The datasheet specs a maximum propagation delay of ~66ns from rising edge of clock input to data output valid (Tdc in timing diagram below). This part’s showing about 20ns. The K20 Datasheet claims a 0ns required hold time on I2S0_RXD0 after clock transitions. So, yes, it should “work”. Feels “icky” though.

Prop Delay.jpg
Yeah, their datasheet has only a maximum for "tDC" (Data Delay from CLK Rising Edge). The big question is what would the minimum possible be? There's a big empty hole in the table on page 4 for the min spec. That's less than ideal, since the I2S communication depends on the data meeting the setup and hold time of whatever is receiving the signal. Fortunately Teensy has a zero hold time requirement and your scope seems to be showing about 20ns, so I'd say you're probably in pretty good shape, as long as you don't use any logic chips or other stuff that might delay the clock. Hopefully that 20ns doesn't become much, much less at other temperatures or vary much between mic chips.
Hi, New here.

Attached two of the adafruit mics for stereo and ran through Paul's example peak tutorial.
As you can see it looks like they work.

Mic Sample.jpg
Hi, new here too. I came to the forum to ask a question about these microphone when I saw this topic. I can confirm the exact same behavior ( haven't figured out how to include scope screenshots here, yet) and alos that they work. However, I'm not really happy with the performance, and I wonder if this behavior may have to do with it. I wired a pair of these mics to usb audio and notice that the mic levels when the room is mostly silent are fairly high (4 out of 15 notches on the mac audio settings screen) but the gain is very low, so I can never max it out. Have to route a Mixer in between to make a normal voice recording from half a meter audible.

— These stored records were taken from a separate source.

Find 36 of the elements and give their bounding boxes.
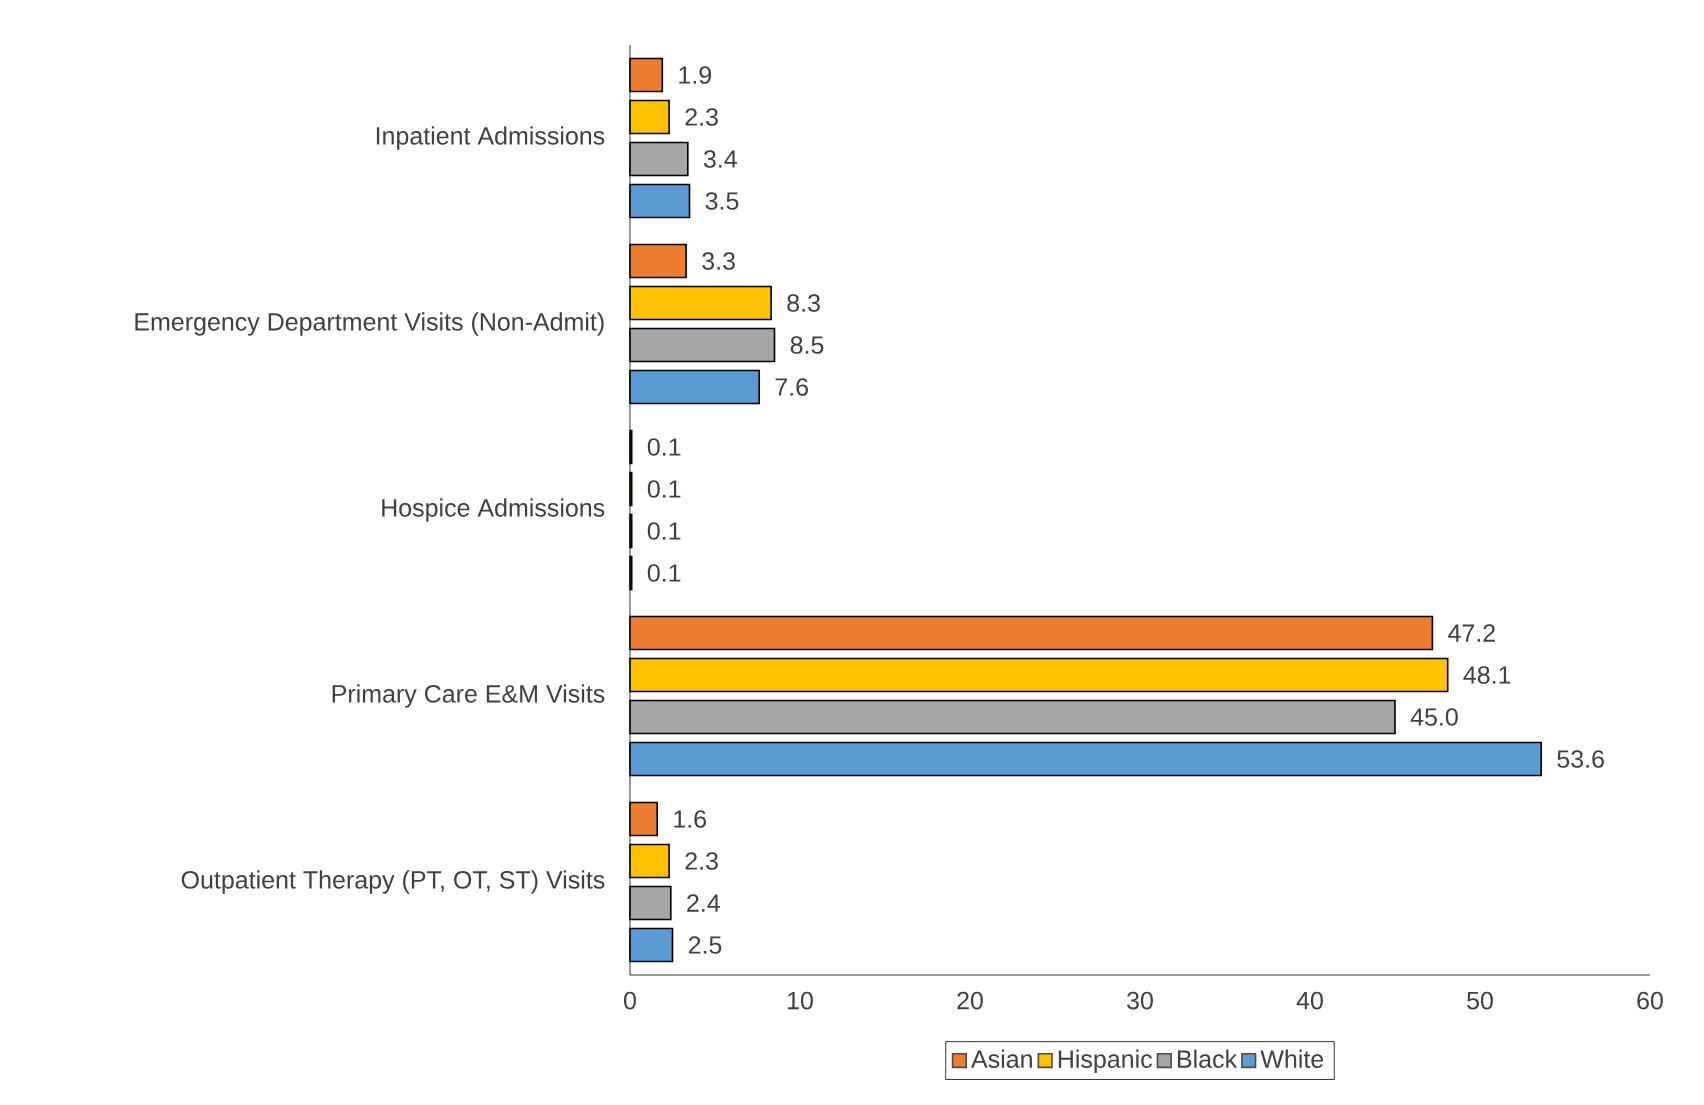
data-label: 48.1	[1463, 666, 1511, 684]
data-label: 2.3	[685, 108, 718, 126]
x-tick-label: 0	[624, 991, 636, 1010]
y-tick-label: Primary Care E&M Visits	[332, 684, 605, 708]
y-tick-label: Outpatient Therapy (PT, OT, ST) Visits	[181, 870, 605, 894]
y-tick-label: Inpatient Admissions	[376, 126, 605, 150]
data-label: 3.3	[702, 252, 735, 270]
data-label: 7.6	[775, 378, 808, 396]
legend-label: White	[1260, 1049, 1324, 1068]
x-tick-label: 50	[1467, 991, 1493, 1010]
legend-label: Hispanic	[1058, 1049, 1152, 1073]
y-tick-label: Hospice Admissions	[382, 498, 605, 522]
y-tick-label: Emergency Department Visits (Non-Admit)	[135, 312, 604, 336]
data-label: 8.5	[790, 336, 824, 354]
legend-label: Black	[1177, 1049, 1238, 1068]
x-tick-label: 40	[1296, 991, 1323, 1010]
x-tick-label: 60	[1637, 991, 1663, 1010]
data-label: 0.1	[647, 522, 681, 540]
data-label: 2.3	[685, 852, 718, 870]
data-label: 8.3	[787, 294, 820, 312]
legend-label: Asian	[971, 1049, 1032, 1068]
data-label: 1.6	[674, 810, 706, 828]
data-label: 2.5	[688, 936, 722, 954]
data-label: 0.1	[647, 480, 681, 498]
data-label: 2.4	[687, 894, 720, 912]
data-label: 3.5	[705, 192, 739, 210]
data-label: 47.2	[1448, 624, 1495, 642]
x-tick-label: 20	[957, 991, 983, 1010]
x-tick-label: 10	[788, 991, 813, 1010]
data-label: 1.9	[679, 66, 712, 84]
x-tick-label: 30	[1127, 991, 1153, 1010]
data-label: 0.1	[647, 438, 681, 456]
data-label: 45.0	[1410, 708, 1458, 726]
data-label: 3.4	[703, 150, 737, 168]
data-label: 0.1	[647, 564, 681, 582]
data-label: 53.6	[1557, 750, 1604, 768]
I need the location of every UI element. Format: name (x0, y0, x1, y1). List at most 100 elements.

I notice on my scope readings, and similarly on the picture @gvalvo posted that the first 5 data bits are always high, consistently. Could this somehow be related to the odd timing requirements? Datasheet requires this:
I2S Timing And Port Configuration Guidelines
• BCLK period must be in the range shown in Figure 2
• WS must be synchronized(changing) on the falling edge of BCLK
• WS must be BCLK/64
• The Hold Time (see Figure 2) must be greater than the Hold Time of the Receiver
• The mode must be I2S with MSB delayed 1 BCLK cycle after WS changes
For what it's worth, I've ordered two of these microphones:

They use the ICS43432 device. It's datasheet shows proper I2S timing:

I'll report back test results after evaluation.
Here’s some scope shots from the ICS43432 microphone:

Top Trace.......WS (aka LRCLK)
Middle Trace....BCLK
Bottom Trace....DATA

As you can see, this device does conform to the I2S timing spec. It also seems to perform better than the SPH0645LM4H-B unit, although I haven’t done extensive testing.

While the microphone from Adafruit (Knowles SPH0645LM4H-B device) did work (for some definition of “work”), I prefer this one. I’ve never been a fan of ignoring timing specs or pushing margins. In doing so you essentially become an unpaid test pilot.